When nothing makes sense, and you are confused and frustrated,
God has the answer.
If suddenly your outlook is brighter, and you find traces of hope,
God has whispered to you.
When things are going well, and you have much to be thankful for,
God has blessed you.
When something joyful happens, and you are filled with awe,
God has smiled on you.
Remember that where you are or whatever you are feeling,
Good for a laugh, makes a point, even though from a denominational doctor.
Several years ago, a drunk staggered into my office, leaned over my desk and said, “I’m going to beat the @#%&@# out of you.” My first reaction was to look him over and evaluate the situation. After doing so I reached the conclusion that I could “take him.” It was then the Holy Spirit took over and seemingly from out of nowhere, the words came out of my mouth, “If you’re not careful I’ll pray God’s wrath down on you.” The drunk then fell back into a chair, looked at me, and said with a drunken slur, “Now, that ain’t fair! I can’t whip Him!” With that the drunk got up out of the chair and walked out of the office. I’ve never seen him since.

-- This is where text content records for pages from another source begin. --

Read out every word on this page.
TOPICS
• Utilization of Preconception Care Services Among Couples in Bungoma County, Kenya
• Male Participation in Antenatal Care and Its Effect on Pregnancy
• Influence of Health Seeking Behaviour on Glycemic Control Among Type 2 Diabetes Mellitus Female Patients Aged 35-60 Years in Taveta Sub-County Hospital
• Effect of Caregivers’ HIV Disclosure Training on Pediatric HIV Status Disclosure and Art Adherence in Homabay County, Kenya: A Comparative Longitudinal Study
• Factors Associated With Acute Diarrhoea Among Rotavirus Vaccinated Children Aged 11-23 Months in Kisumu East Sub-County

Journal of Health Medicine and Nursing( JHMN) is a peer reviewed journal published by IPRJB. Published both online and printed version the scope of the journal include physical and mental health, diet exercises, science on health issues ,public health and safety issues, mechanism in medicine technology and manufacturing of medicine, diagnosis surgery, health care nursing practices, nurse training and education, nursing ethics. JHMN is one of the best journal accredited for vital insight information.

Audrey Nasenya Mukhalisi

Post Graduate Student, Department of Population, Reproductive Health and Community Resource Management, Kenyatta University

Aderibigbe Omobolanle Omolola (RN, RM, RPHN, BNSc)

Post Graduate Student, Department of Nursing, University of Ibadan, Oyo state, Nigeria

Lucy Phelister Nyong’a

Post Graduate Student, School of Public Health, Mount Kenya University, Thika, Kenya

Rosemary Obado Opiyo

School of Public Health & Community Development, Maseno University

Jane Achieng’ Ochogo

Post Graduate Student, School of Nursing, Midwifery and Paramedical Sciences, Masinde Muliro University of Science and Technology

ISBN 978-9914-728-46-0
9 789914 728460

“If I could give you information of my life, it would be to show how a woman of very ordinary ability has been led by God in strange and unaccustomed paths to do His service what He has done in her. And if I could tell you all, you would see how God has done all, and I nothing. —Florence Nightingale
The end of the first sentence seems like something is missing, but the thought is there.
J.R Miller wrote this story in a devotional thought based upon Lk 2.12.
Yes! that is the meaning of it all. It tells of the good will of God toward all men. There is a strange medieval legend which illustrates this truth. An infidel knight, in the wildness of his mad, Heaven-defying infidelity, determined to test, by the method to which as a knight he was accustomed, the reality and power of the God whose existence he denied.
So, going out into the field, armed as if for combat, he cast his glove down upon the ground, after the manner of the ancient challengers, and cried out to the heavens: “God! if there be a God, I defy thee here and now to mortal combat! If thou indeed art, put forth thy might, of which thy pretended priests make such boasts.” As he spoke, his eye was caught by a piece of parchment fluttering in the air just above his head. It fell at his feet. He stooped and picked it up, and found inscribed upon it these words, “God is love!” Overcome by this unexpected response, he broke his sword in token of his surrender, and kneeling upon the fragments, consecrated his life henceforth to the service of that God whom he had just before defied.
A man and his wife lost their three-year-old daughter to cancer. He shared his experience and said that people who expected God to do miracles at their behest had a God that was too big.
God’s work in the world is not to perform miracles, but to draw us close to him, to walk with his children in their trails and sufferings, that they might grow in faith and know him better.